In 2015, the General Assembly passed Senate Bill 185, the Community Law Enforcement Action Reporting Act, or the CLEAR Act. The CLEAR Act mandates that the Division of Criminal Justice (DCJ) annually analyze and report data provided by law enforcement agencies, the Judicial Department, and the adult Parole Board, to reflect decisions made at multiple points in the justice system process. The CLEAR Act requires that the data be analyzed by race/ethnicity and gender. Senate Bill 15-185 mandated DCJ to report these data disaggregated by offense type.
DCJ prepared a summary REPORT and an interactive data DASHBOARD that presents the findings for calendar year 2015. These two reporting mechanisms (the report and the data dashboard) should be viewed together since only the report contains information regarding the data sets and the research methods. The report also contains data from the adult Parole Board and additional analyses regarding the impact of concurrent cases and prior history on court sentences. Only the dashboard includes detailed offense categories, that is, 17 arrest offense categories and 25 court case crime categories.
Because it is difficult to identify patterns in analyses that involve many categories, the report and the dashboard present a summary of the findings by collapsing the offense categories into four broad groups: Drugs, Other, Property and Violent crimes. Individual crime types are included in the dashboard within the four broad categories. Some crime types include multiple types of offenses. Please see Appendix A and Appendix B of the REPORT for information regarding the crime classification. The crime types include inchoate offenses (attempt, conspiracy, and solicitation).

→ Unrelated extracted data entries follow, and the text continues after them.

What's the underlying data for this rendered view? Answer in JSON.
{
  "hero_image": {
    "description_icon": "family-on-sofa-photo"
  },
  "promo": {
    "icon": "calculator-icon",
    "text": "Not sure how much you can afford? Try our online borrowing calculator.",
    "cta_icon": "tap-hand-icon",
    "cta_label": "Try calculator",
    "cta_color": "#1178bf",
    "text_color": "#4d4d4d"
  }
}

Please note that the arrest data includes race and ethnicity information. However, Judicial systematically collects race but not ethnicity data. Consequently, the majority of Hispanics are in the White category, and therefore the race/ethnicity information in the court data must be interpreted with caution.
Finally, the cases represented in the arrests, filings, sentences, and parole board sections are not necessarily the same cases. This is due to the fact that a lag exists between when an arrest results in a filing, when a filing results in a sentence, and when an offender is paroled. This study analyzes events (arrests, filings, sentences, parole decisions) that occurred in a single year.